After the hearing, the administrative judge concluded that, even assuming Mr.
Gomez made a protected disclosure, the evidence “fails to support a conclusion that
this disclosure was a contributing factor in the agency’s decision to terminate his
employment during the probationary period.” Beyond that, the administrative judge
ruled, “the credible evidence overwhelmingly supports a conclusion that, under the
circumstances shown, the agency would have terminated this probationary employee,
even in the absence of this disclosure.”
DISCUSSION
In order to establish a prima facie case of retaliation for whistleblowing activity,
the appellant must show by a preponderance of the evidence that he made a protected
disclosure that was a contributing factor in the action being appealed. See 5 U.S.C.
§§ 1221(e)(1), 2302(b)(8); Frey v. Dep’t of Labor, 359 F.3d 1355, 1359 (Fed. Cir. 2004);
2006-3194 3
Briley v. Nat’l Archives & Records Admin., 236 F.3d 1373, 1378 (Fed. Cir. 2001). Even
if the appellant makes such a showing, no corrective action is required if “the agency
demonstrates by clear and convincing evidence that it would have taken the same
personnel action in the absence of [the protected] disclosure.” 5 U.S.C. § 1221(e)(2);
Carr v. Soc. Sec. Admin., 185 F.3d 1318, 1322 (Fed. Cir. 1999); Ellison v. Merit Sys.

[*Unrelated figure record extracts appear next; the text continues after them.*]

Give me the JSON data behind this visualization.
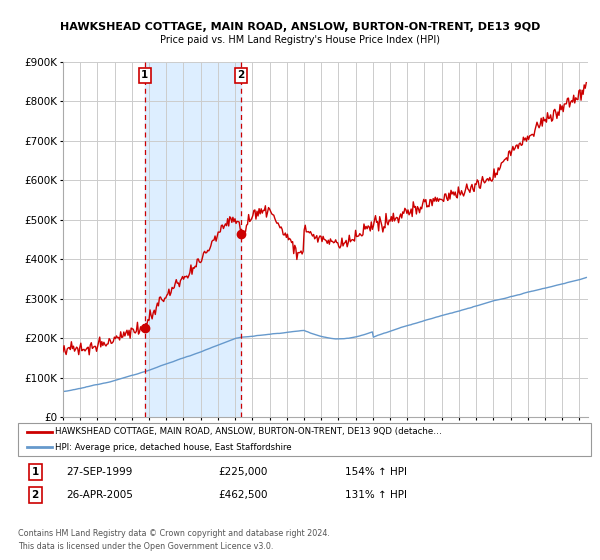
{
  "title1": "HAWKSHEAD COTTAGE, MAIN ROAD, ANSLOW, BURTON-ON-TRENT, DE13 9QD",
  "title2": "Price paid vs. HM Land Registry's House Price Index (HPI)",
  "xlim": [
    1995.0,
    2025.5
  ],
  "ylim": [
    0,
    900000
  ],
  "yticks": [
    0,
    100000,
    200000,
    300000,
    400000,
    500000,
    600000,
    700000,
    800000,
    900000
  ],
  "ytick_labels": [
    "£0",
    "£100K",
    "£200K",
    "£300K",
    "£400K",
    "£500K",
    "£600K",
    "£700K",
    "£800K",
    "£900K"
  ],
  "xticks": [
    1995,
    1996,
    1997,
    1998,
    1999,
    2000,
    2001,
    2002,
    2003,
    2004,
    2005,
    2006,
    2007,
    2008,
    2009,
    2010,
    2011,
    2012,
    2013,
    2014,
    2015,
    2016,
    2017,
    2018,
    2019,
    2020,
    2021,
    2022,
    2023,
    2024,
    2025
  ],
  "legend_line1": "HAWKSHEAD COTTAGE, MAIN ROAD, ANSLOW, BURTON-ON-TRENT, DE13 9QD (detache…",
  "legend_line2": "HPI: Average price, detached house, East Staffordshire",
  "sale1_date": "27-SEP-1999",
  "sale1_price": "£225,000",
  "sale1_hpi": "154% ↑ HPI",
  "sale1_year": 1999.75,
  "sale1_value": 225000,
  "sale2_date": "26-APR-2005",
  "sale2_price": "£462,500",
  "sale2_hpi": "131% ↑ HPI",
  "sale2_year": 2005.33,
  "sale2_value": 462500,
  "shade_start": 1999.75,
  "shade_end": 2005.33,
  "footer1": "Contains HM Land Registry data © Crown copyright and database right 2024.",
  "footer2": "This data is licensed under the Open Government Licence v3.0.",
  "red_color": "#cc0000",
  "blue_color": "#6699cc",
  "shade_color": "#ddeeff",
  "background_color": "#ffffff",
  "grid_color": "#cccccc"
}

Prot. Bd., 7 F.3d 1031, 1034 (Fed. Cir. 1993).
In this case, the administrative judge, after conducting a hearing, found that Mr.
Gomez had failed to show that his alleged protected disclosure contributed to his
termination. That finding, which was supported by a detailed factual recitation and
credibility determinations by the administrative judge, is plainly supported by substantial
evidence. In addition, the administrative judge made the further finding that the
evidence clearly and convincingly showed that the agency would have taken the same
action against Mr. Gomez even in the absence of his asserted protected disclosure.

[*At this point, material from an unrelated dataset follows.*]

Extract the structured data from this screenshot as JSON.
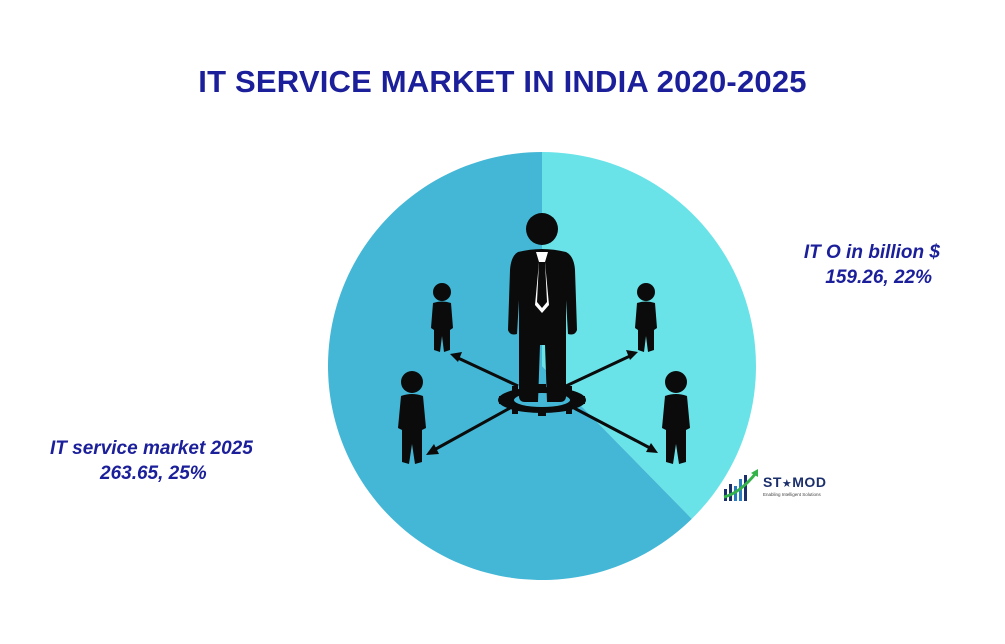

That finding, like the first, is supported by substantial evidence.
Although Mr. Gomez argues at length about the facts of the case, contending
that the administrative judge should not have found the facts against him, the standard
of review on an appeal from factual findings of the Board is a difficult one for an
appellant to overcome, especially when the Board’s findings are based on credibility
determinations. See King v. Dep’t of Health & Human Servs., 133 F.3d 1450, 1453
(Fed. Cir. 1998) (“an evaluation of witness credibility is within the discretion of the Board
and . . . such evaluations are ‘virtually unreviewable’”); Hayes v. Dep’t of the Navy, 727
F.2d 1535, 1537 (Fed. Cir. 1984) (Board’s factual findings must be upheld if “it has a
rational basis supported by substantial evidence from the record taken as a whole. The
2006-3194 4
record need only disclose such relevant evidence as might be accepted by a
reasonable mind as adequate to support the conclusion reached.”). We hold that Mr.
Gomez has failed to satisfy that exacting standard in this case, and we therefore sustain
the ruling of the Board rejecting his IRA appeal.